It’s funny what the stock market will rally on these days.
Two weeks ago, it was Cisco’s reaffirmation of two-week old earnings guidance that sent stocks soaring in a one-day rally. Yesterday it was Microsoft’s reaffirmation of its earnings guidance … for June 2002.
The presentation by Microsoft CFO John Connors was such a non-event that the company itself later put out a statement saying that Connors was just repeating what the company had said in July. But coming in an oversold market that was looking for a reason to rally, traders jumped on the Microsoft
news to send stocks higher.
But we’re wondering if there wasn’t some news buried in Connors’ presentation to the SG Cowen technology conference. According to a Dow Jones summary of the presentation, Connors said the company expects this quarter to be “soft,” with the launch of Windows XP in late October helping the December quarter. In other words, he did not reaffirm guidance for the current quarter, and in fact suggested that this quarter has been a weak one.

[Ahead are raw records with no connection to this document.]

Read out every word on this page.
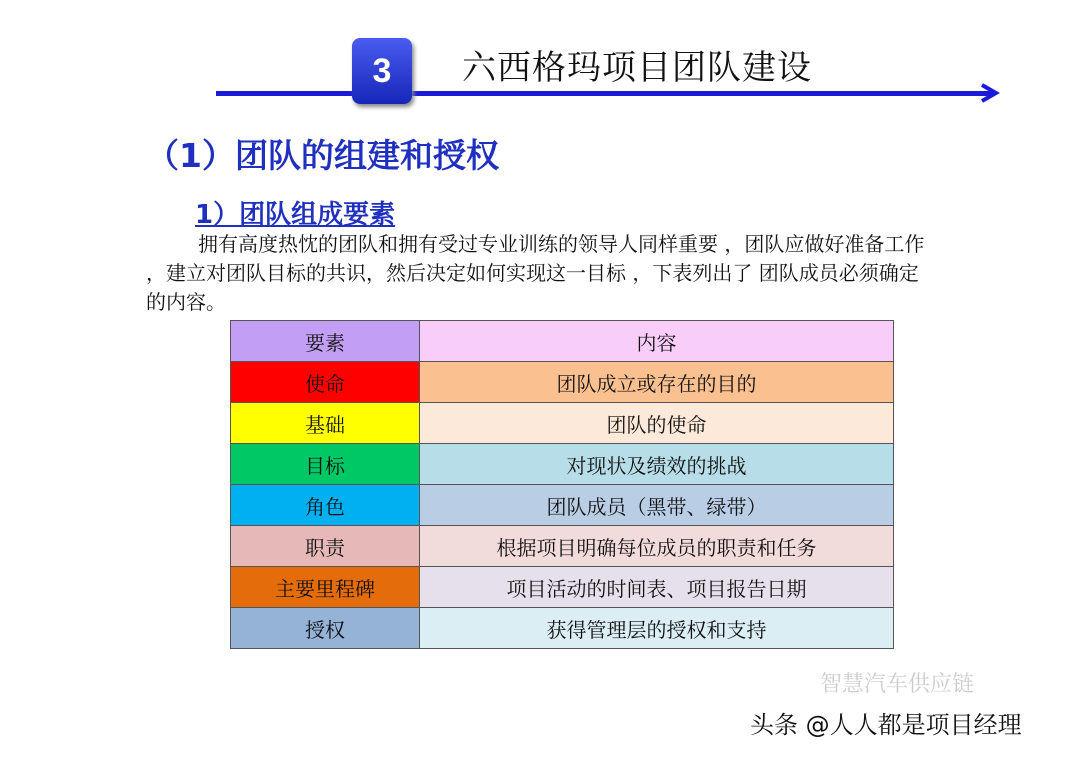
3	六西格玛项目团队建设
（1）团队的组建和授权
1）团队组成要素
拥有高度热忱的团队和拥有受过专业训练的领导人同样重要 ，团队应做好准备工作 ，建立对团队目标的共识，然后决定如何实现这一目标 ，下表列出了 团队成员必须确定的内容。
要素	内容
使命	团队成立或存在的目的
基础	团队的使命
目标	对现状及绩效的挑战
角色	团队成员（黑带、绿带）
职责	根据项目明确每位成员的职责和任务
主要里程碑	项目活动的时间表、项目报告日期
授权	获得管理层的授权和支持
智慧汽车供应链
头条 @人人都是项目经理
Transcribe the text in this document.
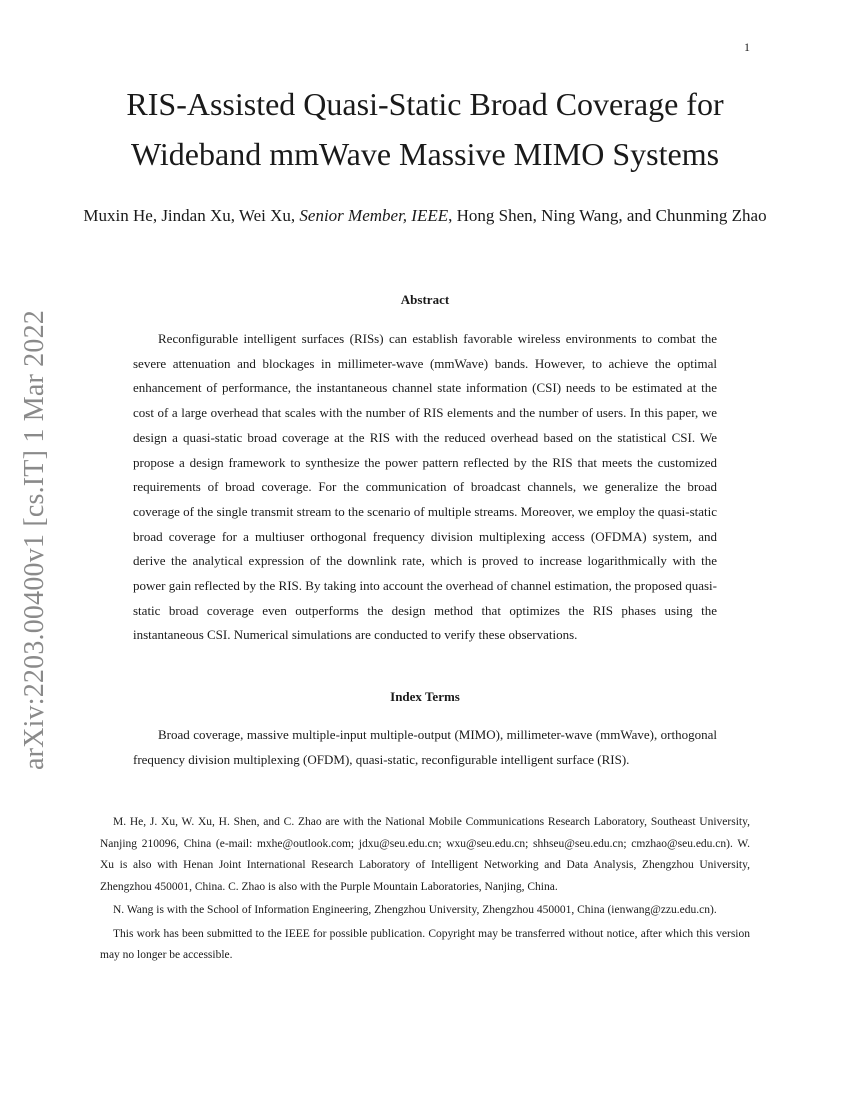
1
arXiv:2203.00400v1 [cs.IT] 1 Mar 2022
RIS-Assisted Quasi-Static Broad Coverage for Wideband mmWave Massive MIMO Systems
Muxin He, Jindan Xu, Wei Xu, Senior Member, IEEE, Hong Shen, Ning Wang, and Chunming Zhao
Abstract

Reconfigurable intelligent surfaces (RISs) can establish favorable wireless environments to combat the severe attenuation and blockages in millimeter-wave (mmWave) bands. However, to achieve the optimal enhancement of performance, the instantaneous channel state information (CSI) needs to be estimated at the cost of a large overhead that scales with the number of RIS elements and the number of users. In this paper, we design a quasi-static broad coverage at the RIS with the reduced overhead based on the statistical CSI. We propose a design framework to synthesize the power pattern reflected by the RIS that meets the customized requirements of broad coverage. For the communication of broadcast channels, we generalize the broad coverage of the single transmit stream to the scenario of multiple streams. Moreover, we employ the quasi-static broad coverage for a multiuser orthogonal frequency division multiplexing access (OFDMA) system, and derive the analytical expression of the downlink rate, which is proved to increase logarithmically with the power gain reflected by the RIS. By taking into account the overhead of channel estimation, the proposed quasi-static broad coverage even outperforms the design method that optimizes the RIS phases using the instantaneous CSI. Numerical simulations are conducted to verify these observations.

Index Terms

Broad coverage, massive multiple-input multiple-output (MIMO), millimeter-wave (mmWave), orthogonal frequency division multiplexing (OFDM), quasi-static, reconfigurable intelligent surface (RIS).

M. He, J. Xu, W. Xu, H. Shen, and C. Zhao are with the National Mobile Communications Research Laboratory, Southeast University, Nanjing 210096, China (e-mail: mxhe@outlook.com; jdxu@seu.edu.cn; wxu@seu.edu.cn; shhseu@seu.edu.cn; cmzhao@seu.edu.cn). W. Xu is also with Henan Joint International Research Laboratory of Intelligent Networking and Data Analysis, Zhengzhou University, Zhengzhou 450001, China. C. Zhao is also with the Purple Mountain Laboratories, Nanjing, China.

N. Wang is with the School of Information Engineering, Zhengzhou University, Zhengzhou 450001, China (ienwang@zzu.edu.cn).

This work has been submitted to the IEEE for possible publication. Copyright may be transferred without notice, after which this version may no longer be accessible.
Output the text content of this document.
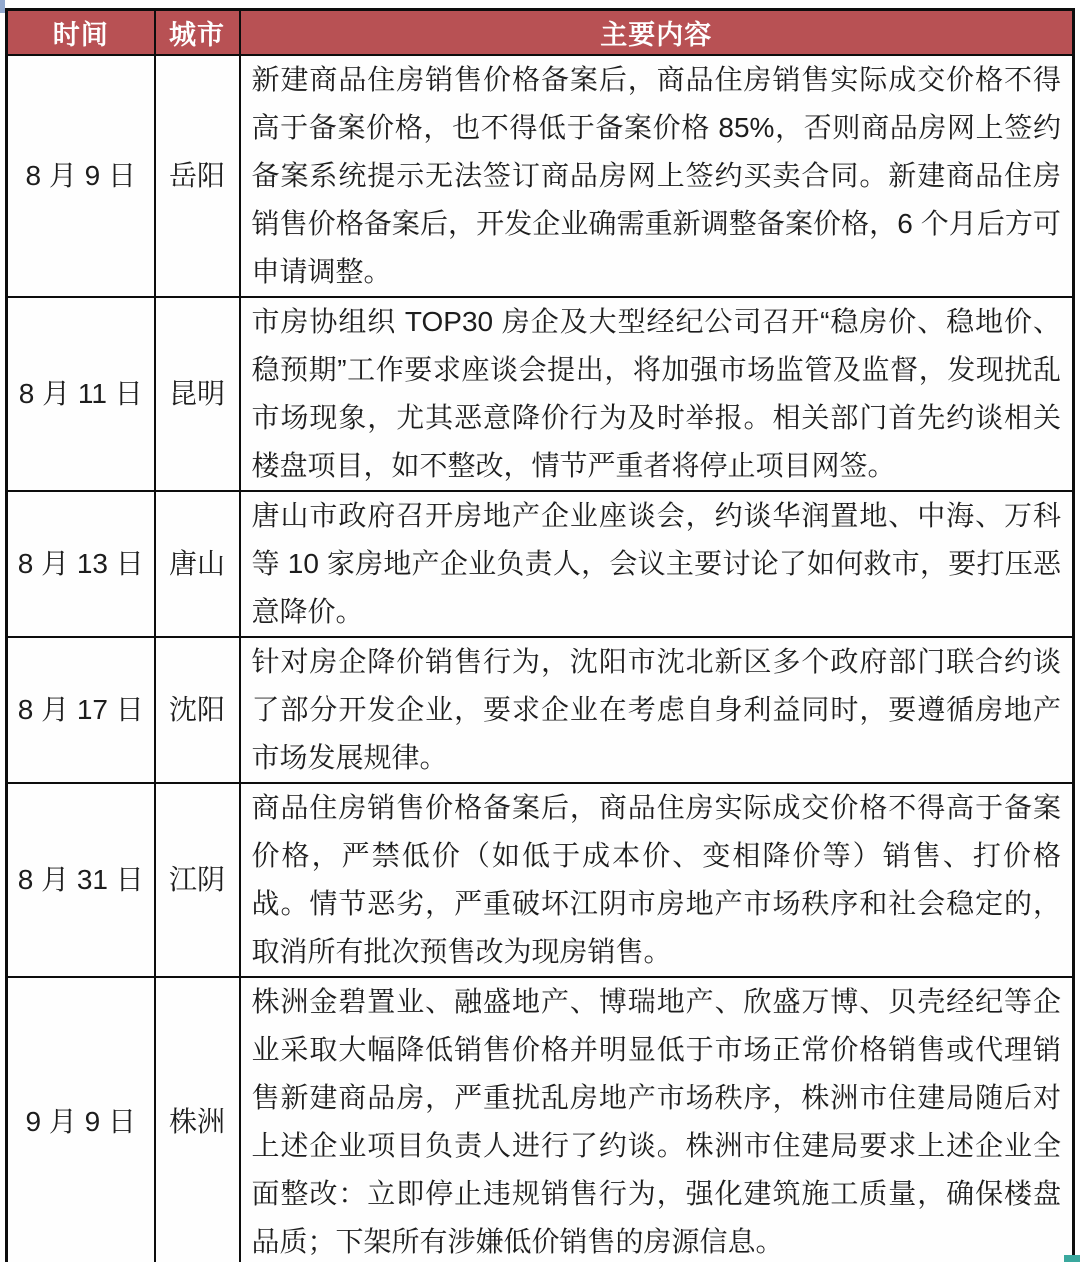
时间	城市	主要内容
8 月 9 日	岳阳	新建商品住房销售价格备案后，商品住房销售实际成交价格不得高于备案价格，也不得低于备案价格 85%，否则商品房网上签约备案系统提示无法签订商品房网上签约买卖合同。新建商品住房销售价格备案后，开发企业确需重新调整备案价格，6 个月后方可申请调整。
8 月 11 日	昆明	市房协组织 TOP30 房企及大型经纪公司召开“稳房价、稳地价、稳预期”工作要求座谈会提出，将加强市场监管及监督，发现扰乱市场现象，尤其恶意降价行为及时举报。相关部门首先约谈相关楼盘项目，如不整改，情节严重者将停止项目网签。
8 月 13 日	唐山	唐山市政府召开房地产企业座谈会，约谈华润置地、中海、万科等 10 家房地产企业负责人，会议主要讨论了如何救市，要打压恶意降价。
8 月 17 日	沈阳	针对房企降价销售行为，沈阳市沈北新区多个政府部门联合约谈了部分开发企业，要求企业在考虑自身利益同时，要遵循房地产市场发展规律。
8 月 31 日	江阴	商品住房销售价格备案后，商品住房实际成交价格不得高于备案价格，严禁低价（如低于成本价、变相降价等）销售、打价格战。情节恶劣，严重破坏江阴市房地产市场秩序和社会稳定的，取消所有批次预售改为现房销售。
9 月 9 日	株洲	株洲金碧置业、融盛地产、博瑞地产、欣盛万博、贝壳经纪等企业采取大幅降低销售价格并明显低于市场正常价格销售或代理销售新建商品房，严重扰乱房地产市场秩序，株洲市住建局随后对上述企业项目负责人进行了约谈。株洲市住建局要求上述企业全面整改：立即停止违规销售行为，强化建筑施工质量，确保楼盘品质；下架所有涉嫌低价销售的房源信息。
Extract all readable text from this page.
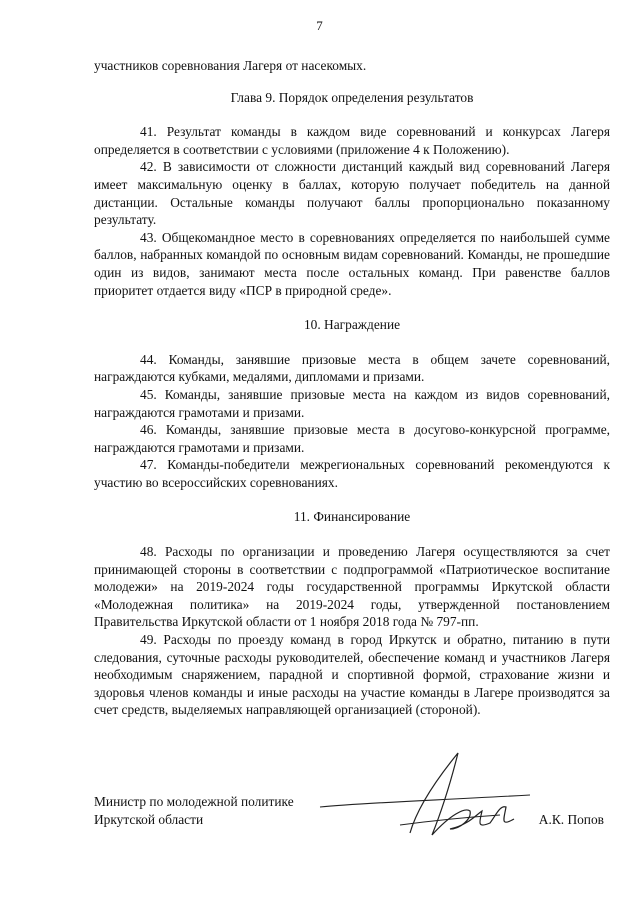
7

участников соревнования Лагеря от насекомых.

Глава 9. Порядок определения результатов

41. Результат команды в каждом виде соревнований и конкурсах Лагеря определяется в соответствии с условиями (приложение 4 к Положению).

42. В зависимости от сложности дистанций каждый вид соревнований Лагеря имеет максимальную оценку в баллах, которую получает победитель на данной дистанции. Остальные команды получают баллы пропорционально показанному результату.

43. Общекомандное место в соревнованиях определяется по наибольшей сумме баллов, набранных командой по основным видам соревнований. Команды, не прошедшие один из видов, занимают места после остальных команд. При равенстве баллов приоритет отдается виду «ПСР в природной среде».

10. Награждение

44. Команды, занявшие призовые места в общем зачете соревнований, награждаются кубками, медалями, дипломами и призами.

45. Команды, занявшие призовые места на каждом из видов соревнований, награждаются грамотами и призами.

46. Команды, занявшие призовые места в досугово-конкурсной программе, награждаются грамотами и призами.

47. Команды-победители межрегиональных соревнований рекомендуются к участию во всероссийских соревнованиях.

11. Финансирование

48. Расходы по организации и проведению Лагеря осуществляются за счет принимающей стороны в соответствии с подпрограммой «Патриотическое воспитание молодежи» на 2019-2024 годы государственной программы Иркутской области «Молодежная политика» на 2019-2024 годы, утвержденной постановлением Правительства Иркутской области от 1 ноября 2018 года № 797-пп.

49. Расходы по проезду команд в город Иркутск и обратно, питанию в пути следования, суточные расходы руководителей, обеспечение команд и участников Лагеря необходимым снаряжением, парадной и спортивной формой, страхование жизни и здоровья членов команды и иные расходы на участие команды в Лагере производятся за счет средств, выделяемых направляющей организацией (стороной).

Министр по молодежной политике
Иркутской области	А.К. Попов
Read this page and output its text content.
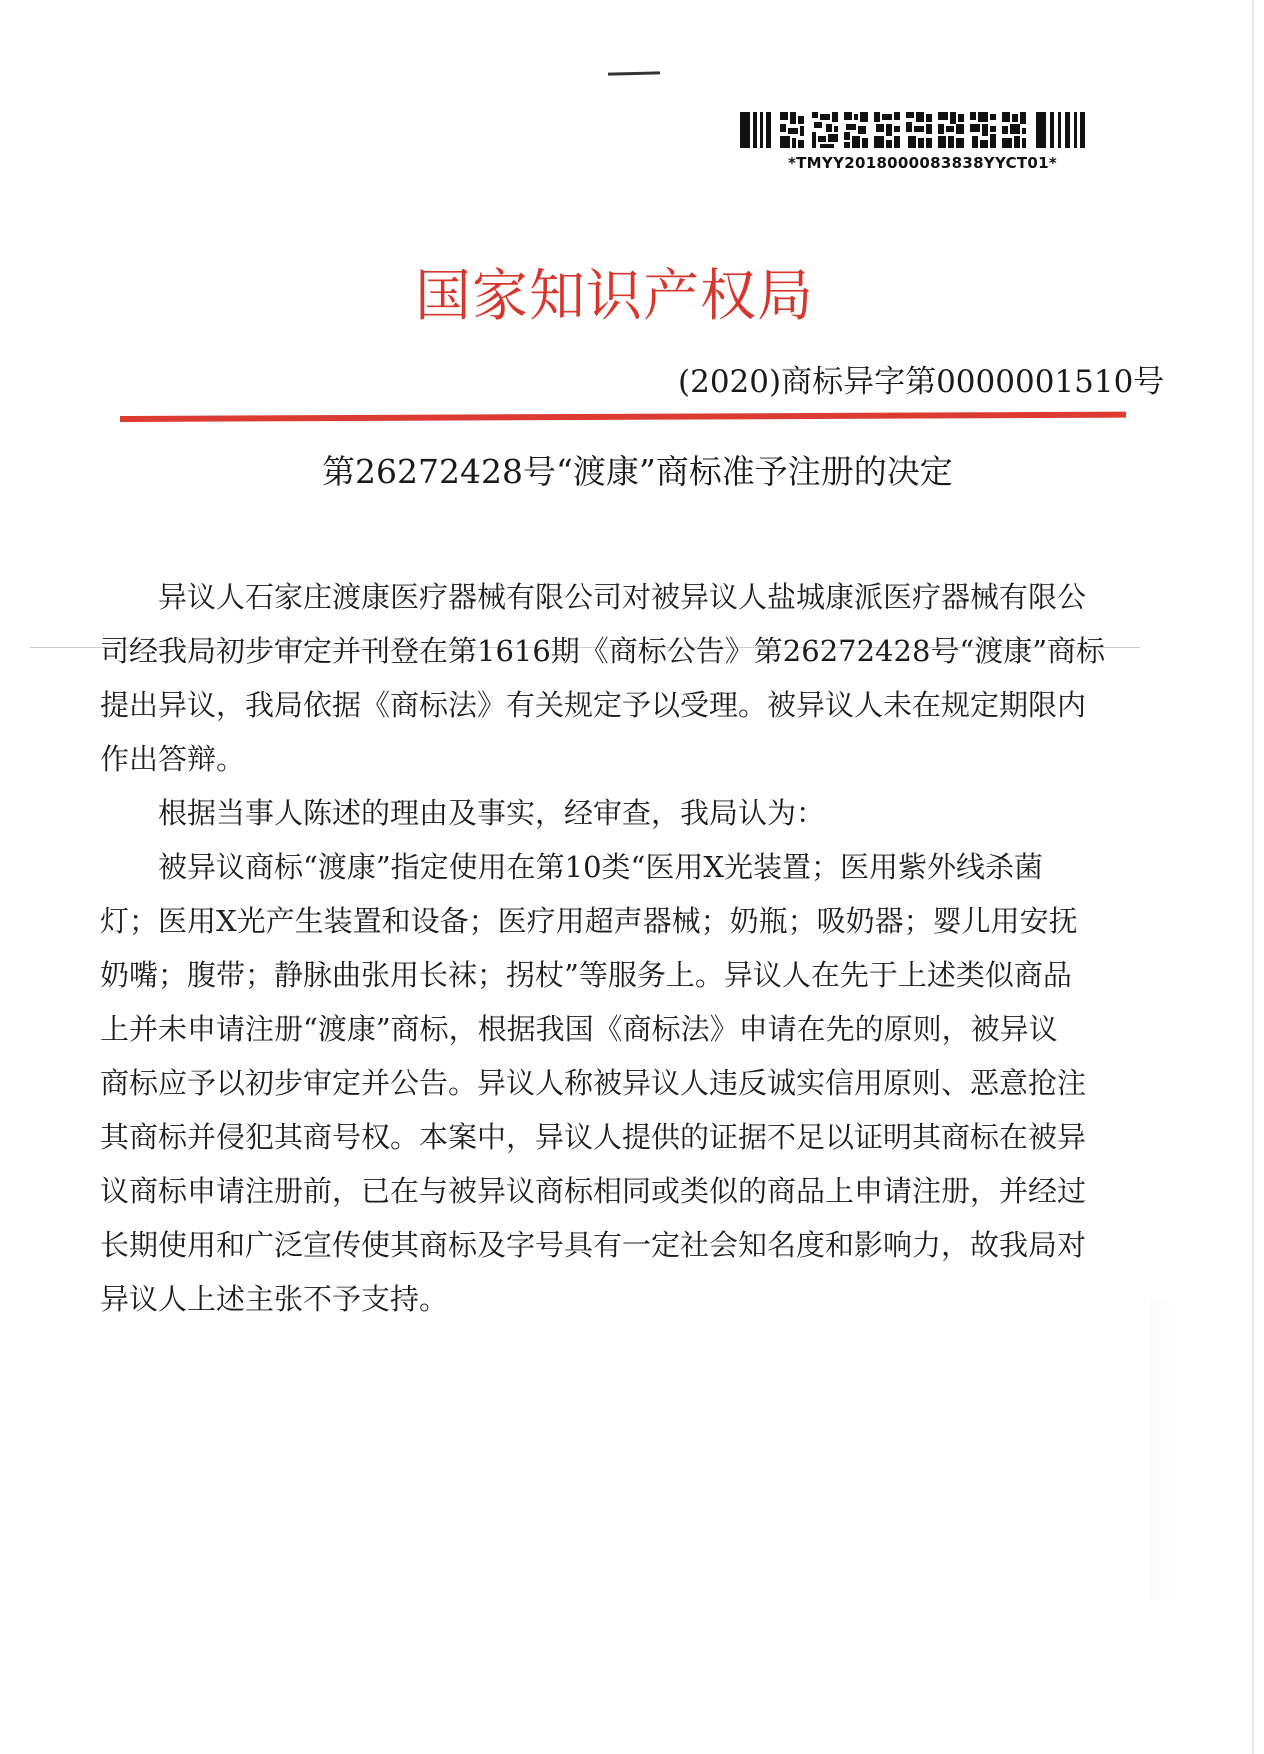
*TMYY2018000083838YYCT01*
国家知识产权局
(2020)商标异字第0000001510号
第26272428号“渡康”商标准予注册的决定

　　异议人石家庄渡康医疗器械有限公司对被异议人盐城康派医疗器械有限公

司经我局初步审定并刊登在第1616期《商标公告》第26272428号“渡康”商标

提出异议，我局依据《商标法》有关规定予以受理。被异议人未在规定期限内

作出答辩。

　　根据当事人陈述的理由及事实，经审查，我局认为：

　　被异议商标“渡康”指定使用在第10类“医用X光装置；医用紫外线杀菌

灯；医用X光产生装置和设备；医疗用超声器械；奶瓶；吸奶器；婴儿用安抚

奶嘴；腹带；静脉曲张用长袜；拐杖”等服务上。异议人在先于上述类似商品

上并未申请注册“渡康”商标，根据我国《商标法》申请在先的原则，被异议

商标应予以初步审定并公告。异议人称被异议人违反诚实信用原则、恶意抢注

其商标并侵犯其商号权。本案中，异议人提供的证据不足以证明其商标在被异

议商标申请注册前，已在与被异议商标相同或类似的商品上申请注册，并经过

长期使用和广泛宣传使其商标及字号具有一定社会知名度和影响力，故我局对

异议人上述主张不予支持。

Given that the company has already warned for this quarter, it will be interesting to see if analyst estimates come down further before the company reports next month. The current consensus estimate, according to Zacks, is 40 cents.
Meanwhile, that Microsoft chart still looks like the company will eventually retest the December low around $40 (see chart below). That call might have sounded crazy when the stock was at $67, but it’s looking like more of a possibility in the mid-50s.
And Cisco Systems
yesterday broke down around $15.70, making our $13 target seem likely at this point (see chart below). In fact, the stock could hit $11 based on that breakdown.
The good news is that the market is expecting negative news out of Intel
after the close tonight, giving the company some room for a positive surprise.